The language in which Luther, Bullinger and Becon inculcated these principles is often offensive to modern ears. Their views are wanting in good taste, but consistency cannot be denied them. For these men were logical in condemning the unmarried state at every point, attacking it equally in the priest, the monk, the nun and the professed wanton. The changed attitude towards loose women has repeatedly been referred to in the course of this work, and it has been pointed out how such women, at one time not without power, had been steadily sinking in general estimation. Society, bent on having a clear line drawn between them and other women, had interfered with them in many ways, and had succeeded in stamping them as a class, to its own profit and to their disadvantage. But even at the close of the Middle Ages these women retained certain rights, such as that of having free quarters in the town, which the advocates of the new faith openly attacked and summarily swept away. Zealous if somewhat brutal in the cause of an improved morality, they maintained that marriage was the most acceptable state before God and that a woman had no claim to consideration except in her capacity as wife and mother.

The calling of the nun was doomed to fall a sacrifice to this teaching. Her vocation was in antagonism to the doctrines of the party of progress, and where not directly attacked was regarded with a scarcely less fatal indifference. It has been shown that great efforts were made before the Reformation to reform life in nunneries, but various obstacles, and among them a growing indifference to the intellectual training and interests of women, were in the way of their permanent improvement. The nun was chiefly estimated by her devotional pursuits, and when the rupture came with Rome and these devotional pursuits were declared meaningless, individuals who were driven from their homes might be pitied, and voices here and there might be raised deploring the loss of the possibilities secured by the convent, but no active efforts were made to preserve the system, nothing was attempted to save an institution, the raison d’être of which had vanished.
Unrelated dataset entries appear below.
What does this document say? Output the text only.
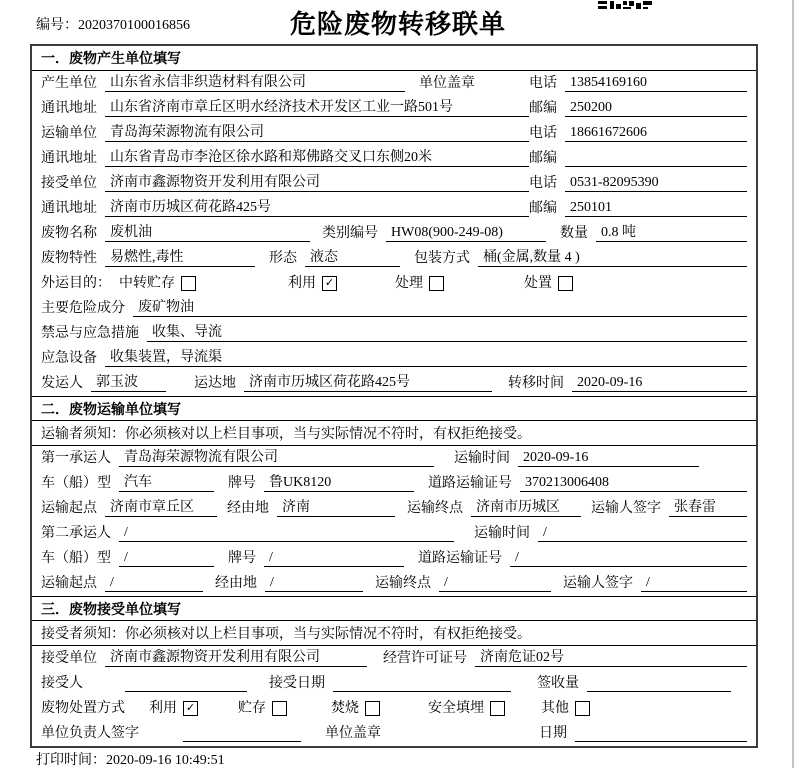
编号：2020370100016856	危险废物转移联单
一．废物产生单位填写
产生单位 山东省永信非织造材料有限公司	单位盖章	电话 13854169160
通讯地址 山东省济南市章丘区明水经济技术开发区工业一路501号	邮编 250200
运输单位 青岛海荣源物流有限公司	电话 18661672606
通讯地址 山东省青岛市李沧区徐水路和郑佛路交叉口东侧20米	邮编
接受单位 济南市鑫源物资开发利用有限公司	电话 0531-82095390
通讯地址 济南市历城区荷花路425号	邮编 250101
废物名称 废机油	类别编号 HW08(900-249-08)	数量 0.8 吨
废物特性 易燃性,毒性	形态 液态	包装方式 桶(金属,数量 4 )
外运目的： 中转贮存	利用 ✓	处理	处置
主要危险成分 废矿物油
禁忌与应急措施 收集、导流
应急设备 收集装置，导流渠
发运人 郭玉波	运达地 济南市历城区荷花路425号	转移时间 2020-09-16
二．废物运输单位填写
运输者须知：你必须核对以上栏目事项，当与实际情况不符时，有权拒绝接受。
第一承运人 青岛海荣源物流有限公司	运输时间 2020-09-16
车（船）型 汽车	牌号 鲁UK8120	道路运输证号 370213006408
运输起点 济南市章丘区	经由地 济南	运输终点 济南市历城区	运输人签字 张春雷
第二承运人 /	运输时间 /
车（船）型 /	牌号 /	道路运输证号 /
运输起点 /	经由地 /	运输终点 /	运输人签字 /
三．废物接受单位填写
接受者须知：你必须核对以上栏目事项，当与实际情况不符时，有权拒绝接受。
接受单位 济南市鑫源物资开发利用有限公司	经营许可证号 济南危证02号
接受人	接受日期	签收量
废物处置方式 利用 ✓	贮存	焚烧	安全填埋	其他
单位负责人签字	单位盖章	日期
打印时间：2020-09-16 10:49:51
Previous to the Reformation the efforts of churchmen on the Continent to reform convent life had led in several instances to the disbanding of a convent. In England like results ensued from the conduct of churchmen, who in their efforts to regenerate society by raising the tone of religion, rank with the older humanists abroad. These men had no intention of interfering with the institution of monasticism as such, but were bent on removing certain abuses. Among them were John Alcock, bishop of Ely, Fisher, bishop of Rochester, and Cardinal Wolsey; they appropriated a number of decayed convents on the plea of promoting religious education, and their action may be said to have paved the way towards a general dissolution.
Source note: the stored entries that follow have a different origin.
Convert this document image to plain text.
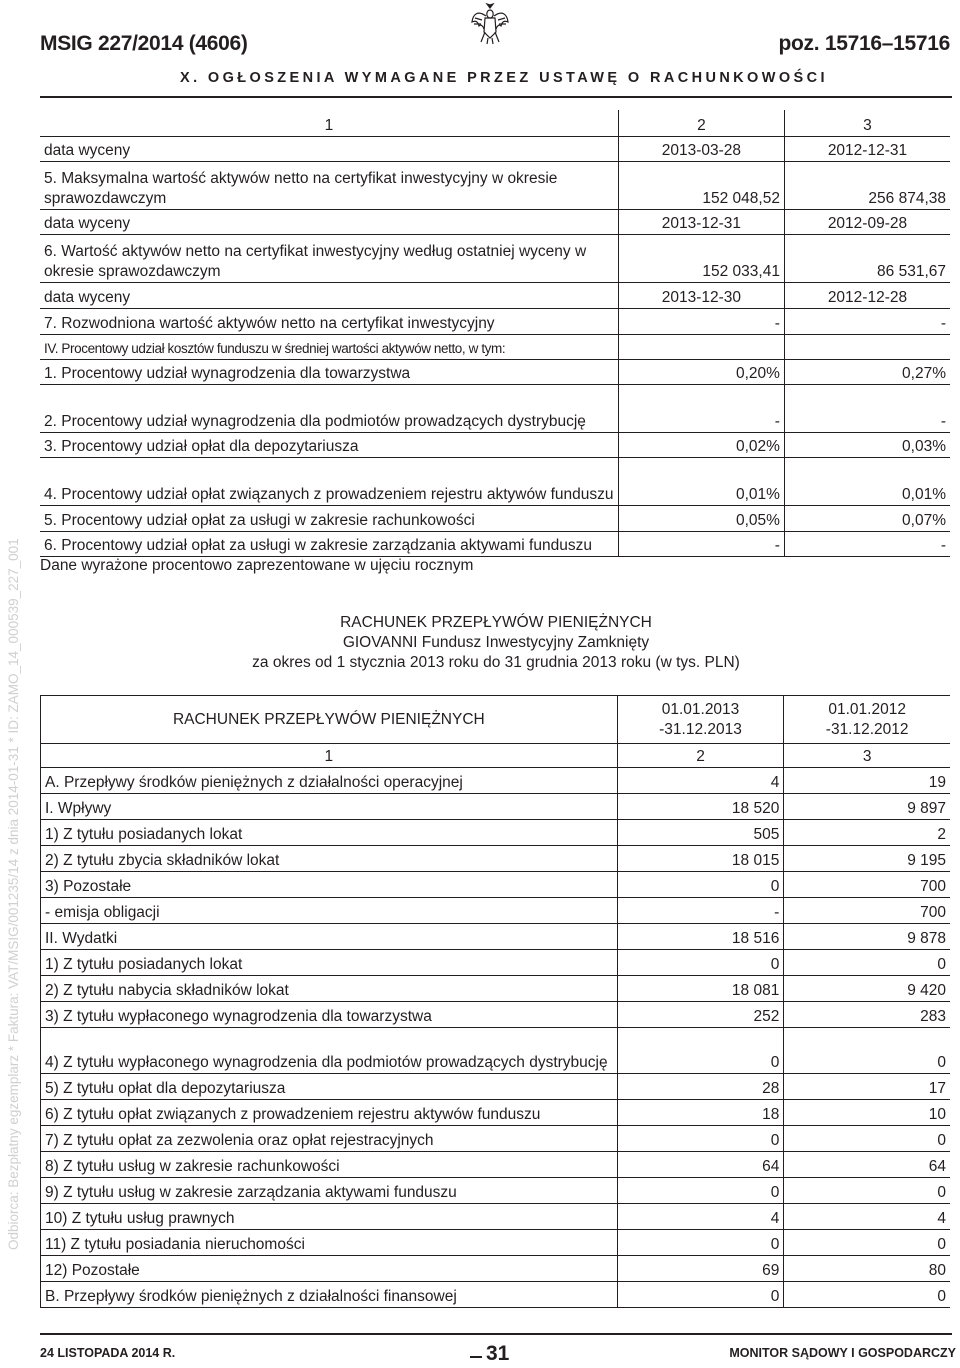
MSIG 227/2014 (4606)	poz. 15716–15716
X. OGŁOSZENIA WYMAGANE PRZEZ USTAWĘ O RACHUNKOWOŚCI
Odbiorca: Bezpłatny egzemplarz * Faktura: VAT/MSIG/001235/14 z dnia 2014-01-31 * ID: ZAMO_14_000539_227_001
1	2	3
data wyceny	2013-03-28	2012-12-31
5. Maksymalna wartość aktywów netto na certyfikat inwestycyjny w okresie sprawozdawczym	152 048,52	256 874,38
data wyceny	2013-12-31	2012-09-28
6. Wartość aktywów netto na certyfikat inwestycyjny według ostatniej wyceny w okresie sprawozdawczym	152 033,41	86 531,67
data wyceny	2013-12-30	2012-12-28
7. Rozwodniona wartość aktywów netto na certyfikat inwestycyjny	-	-
IV. Procentowy udział kosztów funduszu w średniej wartości aktywów netto, w tym:		
1. Procentowy udział wynagrodzenia dla towarzystwa	0,20%	0,27%
2. Procentowy udział wynagrodzenia dla podmiotów prowadzących dystrybucję	-	-
3. Procentowy udział opłat dla depozytariusza	0,02%	0,03%
4. Procentowy udział opłat związanych z prowadzeniem rejestru aktywów funduszu	0,01%	0,01%
5. Procentowy udział opłat za usługi w zakresie rachunkowości	0,05%	0,07%
6. Procentowy udział opłat za usługi w zakresie zarządzania aktywami funduszu	-	-
Dane wyrażone procentowo zaprezentowane w ujęciu rocznym
RACHUNEK PRZEPŁYWÓW PIENIĘŻNYCH
GIOVANNI Fundusz Inwestycyjny Zamknięty
za okres od 1 stycznia 2013 roku do 31 grudnia 2013 roku (w tys. PLN)
RACHUNEK PRZEPŁYWÓW PIENIĘŻNYCH	01.01.2013 -31.12.2013	01.01.2012 -31.12.2012
1	2	3
A. Przepływy środków pieniężnych z działalności operacyjnej	4	19
I. Wpływy	18 520	9 897
1) Z tytułu posiadanych lokat	505	2
2) Z tytułu zbycia składników lokat	18 015	9 195
3) Pozostałe	0	700
- emisja obligacji	-	700
II. Wydatki	18 516	9 878
1) Z tytułu posiadanych lokat	0	0
2) Z tytułu nabycia składników lokat	18 081	9 420
3) Z tytułu wypłaconego wynagrodzenia dla towarzystwa	252	283
4) Z tytułu wypłaconego wynagrodzenia dla podmiotów prowadzących dystrybucję	0	0
5) Z tytułu opłat dla depozytariusza	28	17
6) Z tytułu opłat związanych z prowadzeniem rejestru aktywów funduszu	18	10
7) Z tytułu opłat za zezwolenia oraz opłat rejestracyjnych	0	0
8) Z tytułu usług w zakresie rachunkowości	64	64
9) Z tytułu usług w zakresie zarządzania aktywami funduszu	0	0
10) Z tytułu usług prawnych	4	4
11) Z tytułu posiadania nieruchomości	0	0
12) Pozostałe	69	80
B. Przepływy środków pieniężnych z działalności finansowej	0	0
24 LISTOPADA 2014 R.	31	MONITOR SĄDOWY I GOSPODARCZY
Among the monasteries dissolved by them were several belonging to nuns, and the fact is noteworthy that wherever the property of women was appropriated, it was appropriated to the use of men. Considering that the revenues of these houses had been granted for women and had been administered by women for centuries, this fact appears somewhat regrettable from the woman’s point of view. But no blame attaches on this account to the men, for their attitude was in keeping with progressive thought generally and was shared by women themselves. Thus Margaret Beaufort († 1509) the mother of Henry VII, whose college foundations have given her lasting fame, seems never to have been struck by the thought that advantages might accrue from promoting education among women also. She founded Christ’s College at Cambridge, planned the foundation there of St John’s, and instituted divinity professorships both at Oxford and at Cambridge. But her efforts, in which she was supported by Fisher, bishop of Rochester, were entirely devoted to securing an improved education for the clergy.